Ace Books, oldest continuously operating science fiction publisher in the United States, originally got its start as a genre publisher of mysteries and westerns. The first book published by Ace, which was founded by Aaron A. Wyn in 1952, was a pair of mysteries bound tête-bêche: Keith Vining’s Too Hot for Hell, backed with Samuel W. Taylor’s The Grinning Gismo, priced at 35 cents, with serial number D-01. The second title was a western (also tête-bêche): William Colt MacDonald’s Bad Man’s Return, bound with J. Edward Leithead’s Bloody Hoofs. However, by the next year, Ace’s first science fiction venture, A.E. van Vogt’s The World of Null-A, bound with his The Universe Maker, was published. By 1955, Ace Books, released more science fiction titles each year than in either of the other two genres, and from 1961 onward, science fiction titles outnumbered mysteries and westerns combined.
Though Ace did not create the tête-bêche format containing two short novels bound together, the publisher is responsible for the increased popularity of the style — Ace Doubles, as they came to be known.
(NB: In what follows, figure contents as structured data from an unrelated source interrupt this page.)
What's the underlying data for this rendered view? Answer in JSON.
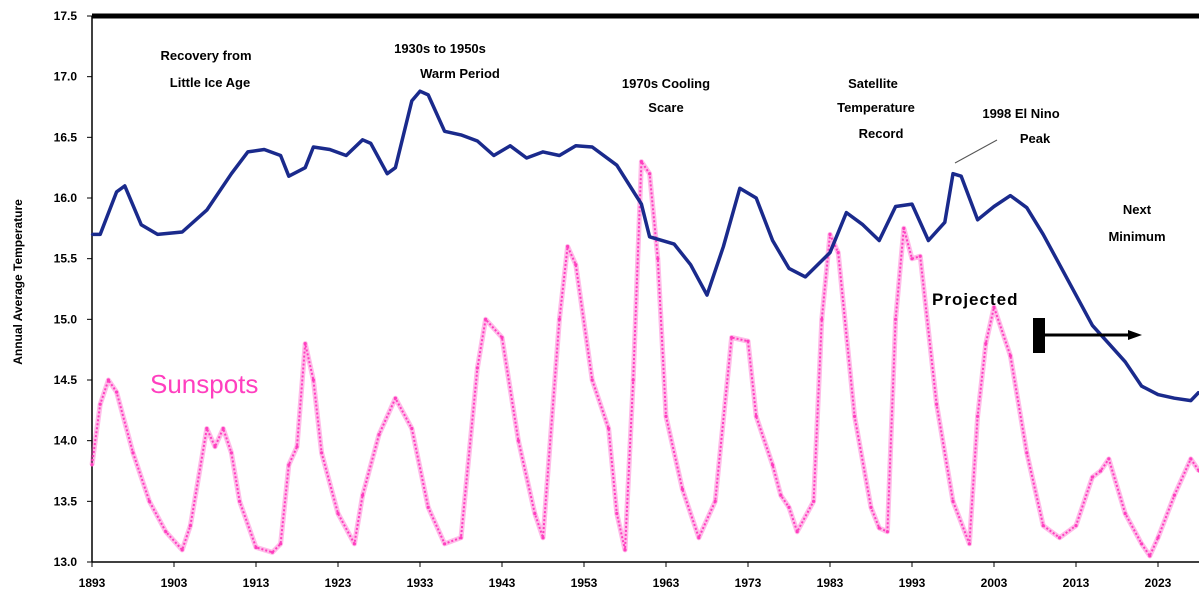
{
  "chart_data": {
    "type": "line",
    "title": "",
    "xlabel": "",
    "ylabel": "Annual Average Temperature",
    "xlim": [
      1893,
      2028
    ],
    "ylim": [
      13.0,
      17.5
    ],
    "x_ticks": [
      "1893",
      "1903",
      "1913",
      "1923",
      "1933",
      "1943",
      "1953",
      "1963",
      "1973",
      "1983",
      "1993",
      "2003",
      "2013",
      "2023"
    ],
    "y_ticks": [
      "13.0",
      "13.5",
      "14.0",
      "14.5",
      "15.0",
      "15.5",
      "16.0",
      "16.5",
      "17.0",
      "17.5"
    ],
    "grid": false,
    "colors": {
      "temperature": "#1a2a8c",
      "sunspots": "#ff3fbf",
      "axis": "#000000"
    },
    "series": [
      {
        "name": "",
        "x": [
          1893,
          1894,
          1896,
          1897,
          1899,
          1901,
          1904,
          1907,
          1910,
          1912,
          1914,
          1916,
          1917,
          1919,
          1920,
          1922,
          1924,
          1926,
          1927,
          1929,
          1930,
          1932,
          1933,
          1934,
          1936,
          1938,
          1940,
          1942,
          1944,
          1946,
          1948,
          1950,
          1952,
          1954,
          1957,
          1960,
          1961,
          1964,
          1966,
          1968,
          1970,
          1972,
          1974,
          1976,
          1978,
          1980,
          1983,
          1985,
          1987,
          1989,
          1991,
          1993,
          1995,
          1997,
          1998,
          1999,
          2000,
          2001,
          2003,
          2005,
          2007,
          2009,
          2011,
          2013,
          2015,
          2017,
          2019,
          2021,
          2023,
          2025,
          2027,
          2028
        ],
        "values": [
          15.7,
          15.7,
          16.05,
          16.1,
          15.78,
          15.7,
          15.72,
          15.9,
          16.2,
          16.38,
          16.4,
          16.35,
          16.18,
          16.25,
          16.42,
          16.4,
          16.35,
          16.48,
          16.45,
          16.2,
          16.25,
          16.8,
          16.88,
          16.85,
          16.55,
          16.52,
          16.47,
          16.35,
          16.43,
          16.33,
          16.38,
          16.35,
          16.43,
          16.42,
          16.27,
          15.95,
          15.68,
          15.62,
          15.45,
          15.2,
          15.6,
          16.08,
          16.0,
          15.65,
          15.42,
          15.35,
          15.55,
          15.88,
          15.78,
          15.65,
          15.93,
          15.95,
          15.65,
          15.8,
          16.2,
          16.18,
          16.0,
          15.82,
          15.93,
          16.02,
          15.92,
          15.7,
          15.45,
          15.2,
          14.95,
          14.8,
          14.65,
          14.45,
          14.38,
          14.35,
          14.33,
          14.4
        ]
      },
      {
        "name": "Sunspots",
        "x": [
          1893,
          1894,
          1895,
          1896,
          1898,
          1900,
          1902,
          1904,
          1905,
          1907,
          1908,
          1909,
          1910,
          1911,
          1913,
          1915,
          1916,
          1917,
          1918,
          1919,
          1920,
          1921,
          1923,
          1925,
          1926,
          1928,
          1930,
          1932,
          1934,
          1936,
          1938,
          1940,
          1941,
          1943,
          1945,
          1947,
          1948,
          1950,
          1951,
          1952,
          1954,
          1956,
          1957,
          1958,
          1959,
          1960,
          1961,
          1962,
          1963,
          1965,
          1967,
          1969,
          1971,
          1973,
          1974,
          1976,
          1977,
          1978,
          1979,
          1981,
          1982,
          1983,
          1984,
          1986,
          1988,
          1989,
          1990,
          1991,
          1992,
          1993,
          1994,
          1996,
          1998,
          2000,
          2001,
          2002,
          2003,
          2005,
          2007,
          2009,
          2011,
          2013,
          2015,
          2016,
          2017,
          2019,
          2021,
          2022,
          2023,
          2025,
          2027,
          2028
        ],
        "values": [
          13.8,
          14.3,
          14.5,
          14.4,
          13.9,
          13.5,
          13.25,
          13.1,
          13.3,
          14.1,
          13.95,
          14.1,
          13.9,
          13.5,
          13.12,
          13.08,
          13.15,
          13.8,
          13.95,
          14.8,
          14.5,
          13.9,
          13.4,
          13.15,
          13.55,
          14.05,
          14.35,
          14.1,
          13.45,
          13.15,
          13.2,
          14.6,
          15.0,
          14.85,
          14.0,
          13.4,
          13.2,
          15.0,
          15.6,
          15.45,
          14.5,
          14.1,
          13.4,
          13.1,
          14.5,
          16.3,
          16.2,
          15.5,
          14.2,
          13.6,
          13.2,
          13.5,
          14.85,
          14.82,
          14.2,
          13.8,
          13.55,
          13.45,
          13.25,
          13.5,
          15.0,
          15.7,
          15.55,
          14.2,
          13.45,
          13.28,
          13.25,
          15.0,
          15.75,
          15.5,
          15.52,
          14.3,
          13.5,
          13.15,
          14.2,
          14.8,
          15.1,
          14.7,
          13.9,
          13.3,
          13.2,
          13.3,
          13.7,
          13.75,
          13.85,
          13.4,
          13.15,
          13.05,
          13.2,
          13.55,
          13.85,
          13.75
        ]
      }
    ],
    "annotations": [
      {
        "id": "recovery",
        "lines": [
          "Recovery from",
          "Little Ice Age"
        ]
      },
      {
        "id": "warm",
        "lines": [
          "1930s to 1950s",
          "Warm Period"
        ]
      },
      {
        "id": "cooling",
        "lines": [
          "1970s Cooling",
          "Scare"
        ]
      },
      {
        "id": "satellite",
        "lines": [
          "Satellite",
          "Temperature",
          "Record"
        ]
      },
      {
        "id": "elnino",
        "lines": [
          "1998 El Nino",
          "Peak"
        ]
      },
      {
        "id": "nextmin",
        "lines": [
          "Next",
          "Minimum"
        ]
      },
      {
        "id": "sunspots",
        "lines": [
          "Sunspots"
        ]
      },
      {
        "id": "projected",
        "lines": [
          "Projected"
        ]
      }
    ]
  }
}
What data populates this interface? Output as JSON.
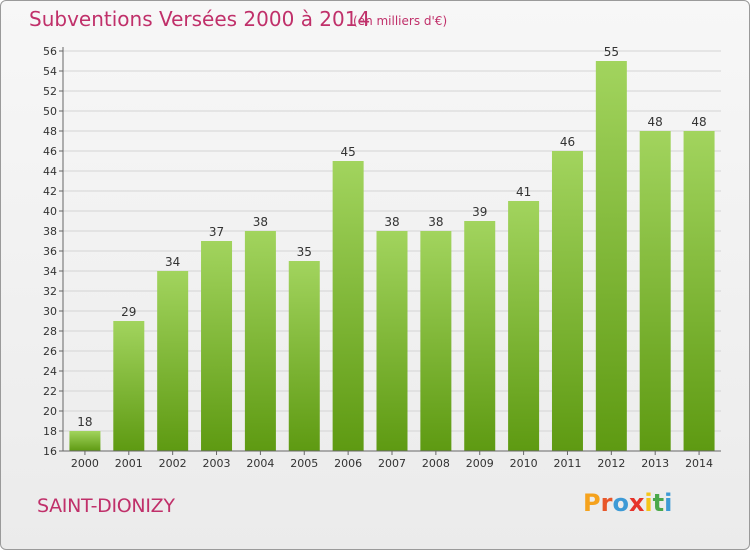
{
  "header": {
    "title": "Subventions Versées 2000 à 2014",
    "unit": "(en milliers d'€)"
  },
  "footer": {
    "commune": "SAINT-DIONIZY",
    "logo_letters": [
      "P",
      "r",
      "o",
      "x",
      "i",
      "t",
      "i"
    ],
    "logo_colors": [
      "#f5a21d",
      "#e8572a",
      "#3d9ad6",
      "#e6332a",
      "#f5c518",
      "#4aa84a",
      "#3d9ad6"
    ]
  },
  "colors": {
    "bar_top": "#a2d45e",
    "bar_bottom": "#5e9a12",
    "grid": "#d4d4d4",
    "axis": "#666666",
    "title": "#c0306a"
  },
  "chart_data": {
    "type": "bar",
    "title": "Subventions Versées 2000 à 2014",
    "subtitle": "(en milliers d'€)",
    "categories": [
      "2000",
      "2001",
      "2002",
      "2003",
      "2004",
      "2005",
      "2006",
      "2007",
      "2008",
      "2009",
      "2010",
      "2011",
      "2012",
      "2013",
      "2014"
    ],
    "values": [
      18,
      29,
      34,
      37,
      38,
      35,
      45,
      38,
      38,
      39,
      41,
      46,
      55,
      48,
      48
    ],
    "ylim": [
      16,
      56
    ],
    "ytick_step": 2,
    "grid": true,
    "xlabel": "",
    "ylabel": ""
  }
}
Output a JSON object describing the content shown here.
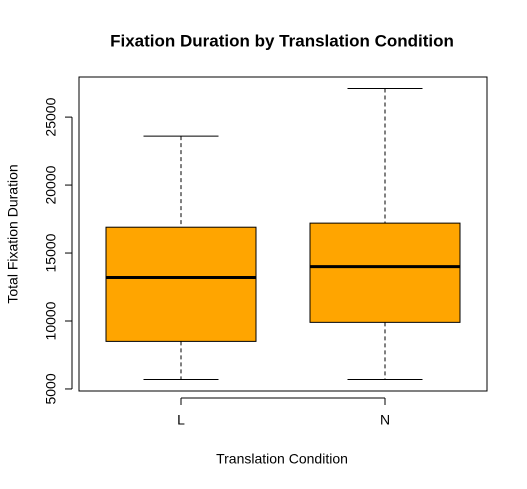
{
  "chart_data": {
    "type": "boxplot",
    "title": "Fixation Duration by Translation Condition",
    "x_label": "Translation Condition",
    "y_label": "Total Fixation Duration",
    "categories": [
      "L",
      "N"
    ],
    "boxes": [
      {
        "min": 5700,
        "q1": 8500,
        "median": 13200,
        "q3": 16900,
        "max": 23600
      },
      {
        "min": 5700,
        "q1": 9900,
        "median": 14000,
        "q3": 17200,
        "max": 27100
      }
    ],
    "color": "#ffa500",
    "ylim": [
      4850,
      27950
    ],
    "yticks": [
      5000,
      10000,
      15000,
      20000,
      25000
    ]
  }
}
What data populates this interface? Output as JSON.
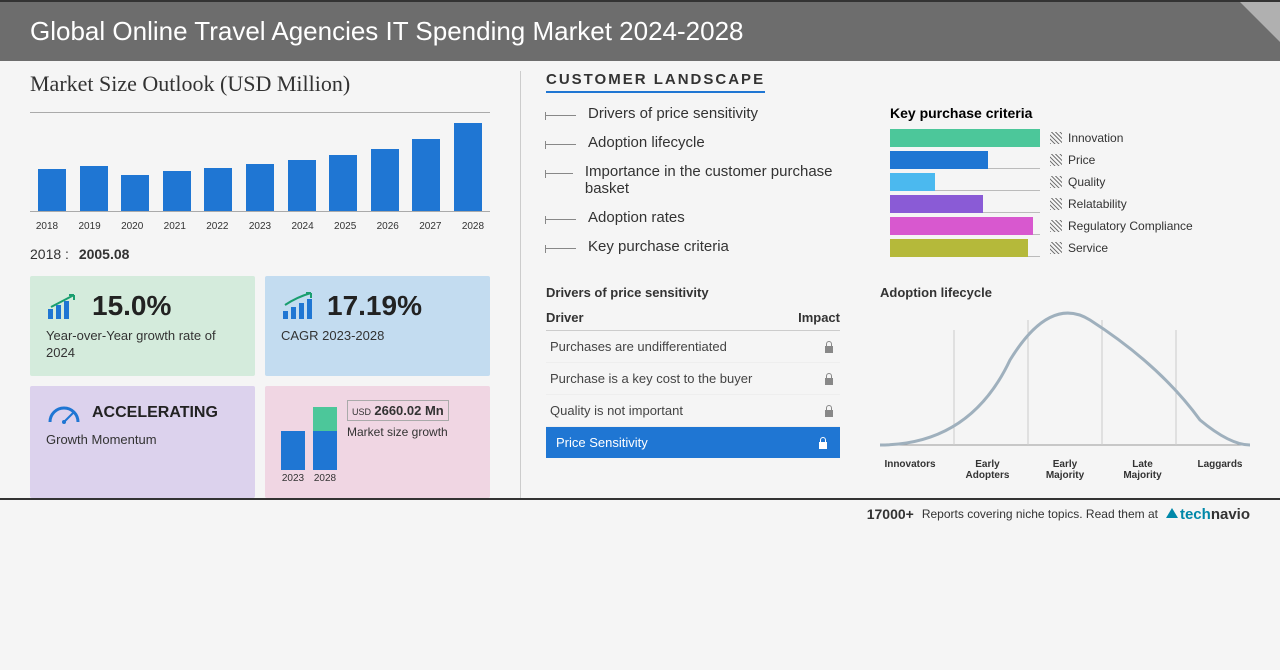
{
  "header": {
    "title": "Global Online Travel Agencies IT Spending Market 2024-2028"
  },
  "market_size": {
    "title": "Market Size Outlook (USD Million)",
    "chart": {
      "type": "bar",
      "years": [
        "2018",
        "2019",
        "2020",
        "2021",
        "2022",
        "2023",
        "2024",
        "2025",
        "2026",
        "2027",
        "2028"
      ],
      "heights_pct": [
        42,
        45,
        36,
        40,
        43,
        47,
        51,
        56,
        62,
        72,
        88
      ],
      "bar_color": "#1f76d3",
      "border_color": "#aaaaaa"
    },
    "base_year_label": "2018 :",
    "base_year_value": "2005.08"
  },
  "cards": {
    "yoy": {
      "value": "15.0%",
      "label": "Year-over-Year growth rate of 2024",
      "bg": "#d4ebdc",
      "icon_color": "#1a9e6f"
    },
    "cagr": {
      "value": "17.19%",
      "label": "CAGR 2023-2028",
      "bg": "#c3dcf0",
      "icon_color": "#1a9e6f"
    },
    "accel": {
      "title": "ACCELERATING",
      "label": "Growth Momentum",
      "bg": "#dcd2ed",
      "gauge_color": "#1f76d3"
    },
    "growth": {
      "bg": "#f0d6e3",
      "currency": "USD",
      "value": "2660.02 Mn",
      "label": "Market size growth",
      "bars": {
        "labels": [
          "2023",
          "2028"
        ],
        "heights_pct": [
          55,
          90
        ],
        "overlay_pct": 38,
        "blue": "#1f76d3",
        "green": "#4cc79a"
      }
    }
  },
  "landscape": {
    "title": "CUSTOMER LANDSCAPE",
    "factors": [
      "Drivers of price sensitivity",
      "Adoption lifecycle",
      "Importance in the customer purchase basket",
      "Adoption rates",
      "Key purchase criteria"
    ]
  },
  "criteria": {
    "title": "Key purchase criteria",
    "items": [
      {
        "label": "Innovation",
        "width_pct": 100,
        "color": "#4cc79a"
      },
      {
        "label": "Price",
        "width_pct": 65,
        "color": "#1f76d3"
      },
      {
        "label": "Quality",
        "width_pct": 30,
        "color": "#4bb9ef"
      },
      {
        "label": "Relatability",
        "width_pct": 62,
        "color": "#8a5bd6"
      },
      {
        "label": "Regulatory Compliance",
        "width_pct": 95,
        "color": "#d858cf"
      },
      {
        "label": "Service",
        "width_pct": 92,
        "color": "#b5b93a"
      }
    ]
  },
  "drivers": {
    "title": "Drivers of price sensitivity",
    "col1": "Driver",
    "col2": "Impact",
    "rows": [
      "Purchases are undifferentiated",
      "Purchase is a key cost to the buyer",
      "Quality is not important"
    ],
    "highlight": "Price Sensitivity"
  },
  "adoption": {
    "title": "Adoption lifecycle",
    "labels": [
      "Innovators",
      "Early Adopters",
      "Early Majority",
      "Late Majority",
      "Laggards"
    ],
    "curve_color": "#9fb0bd"
  },
  "footer": {
    "count": "17000+",
    "text": "Reports covering niche topics. Read them at",
    "brand1": "tech",
    "brand2": "navio"
  }
}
The “innovative” marketing technique bound books by established authors with those by lesser-known writers on the premise that this would help new writers gain readers. Ace published hundreds of titles as Ace Doubles over the next twenty-one years. Some important titles in the early Doubles series (D-series) include D-15, which features William S. Burroughs’s first novel, Junkie (written under the pseudonym “William Lee.”)
Soon after the van Vogt Double came the first Ace title not in tête-bêche format: Dorothy Malone’s Cookbook for Beginners. Indeed, in 1954, singles novels — mostly books outside of Ace’s three main genres — began appearing frequently and by the 1960s, the core genres were also published as singles.
With Donald A. Wollheim as editor, Ace issued some of the most outstanding science fiction writers of the 1950s and 1960s: Philip K. Dick’s Solar Lottery (1955, D-103, bound with Leigh Brackett’s The Big Jump); Gordon R. Dickson’s Alien from Arcturus (1956, D-139, bound with Nick Boddie Williams’ The Atom Curtain); Samuel R. Delany’s The Jewels of Aptor (1962, F-173, bound with James White’s Second Ending); Ursula K. Le Guin’s Rocannon’s World (1966, G-574, bound with Avram Davidson’s The Kar-Chee Reign); Roger Zelazny’s This Immortal (1966, F-393); and R. A. Lafferty’s Past Master (1968, H-54).
In 1965, Wollheim challenged the copyright protection of the American edition of J. R. R. Tolkien’s The Lord of the Rings. As a result, Ace Books published the first-ever paperback edition of The Lord of the Rings, featuring cover art and hand-drawn title pages by Jack Gaughan. After considerable controversy (including Tolkien’s siding with Ballantine/ Houghton Mifflin over Ace), Ace agreed to pay royalties to Tolkien and let its still-popular edition go out of print.
Shortly after the death of Wyn in 1967, Ace’s two prominent editors, Wollheim and Carr, left the company. Grosset & Dunlap later acquired Ace. In 1982, Grosset & Dunlap was acquired by The Putnam Berkley Group and Ace soon became Berkley’s science fiction imprint.
Many of Ace’s science fiction and fantasy titles have become classics over the last 60 years, such as Frank Herbert’s bestselling Dune series, T.H. White’s Arthurian novel The Once and Future King, Robert A. Heinlein’s Stranger in a Strange Land, and William Gibson’s breakout book Neuromancer, which is credited with introducing the concept of cyberspace. Today, Ace continues to publish some of the greatest up-and-coming and classic writers of its genres, including Charlaine Harris, whose #1 New York Times bestselling Sookie Stackhouse series was the basis for HBO’s hit show “True Blood;” classic science fiction authors like Joe Haldeman, John Varley, and Jack McDevitt, all of whom have been with the imprint for decades; and award winners Charles Stross, Alastair Reynolds, and Stephen Baxter.
First Edition Identification
First edition paperbacks from Ace have no additional printings listed on the copyright page, though the publisher used this method inconsistently. First editions hardbacks have the words “First Edition (month, year)” must appear on the copyright page along with a sequence of numbers with “1” present.
The Ace Doubles (bound tête-bêche) were issued until 1973 and have proven attractive to book collectors as well. Rare titles in mint condition command prices upwards of $1,000.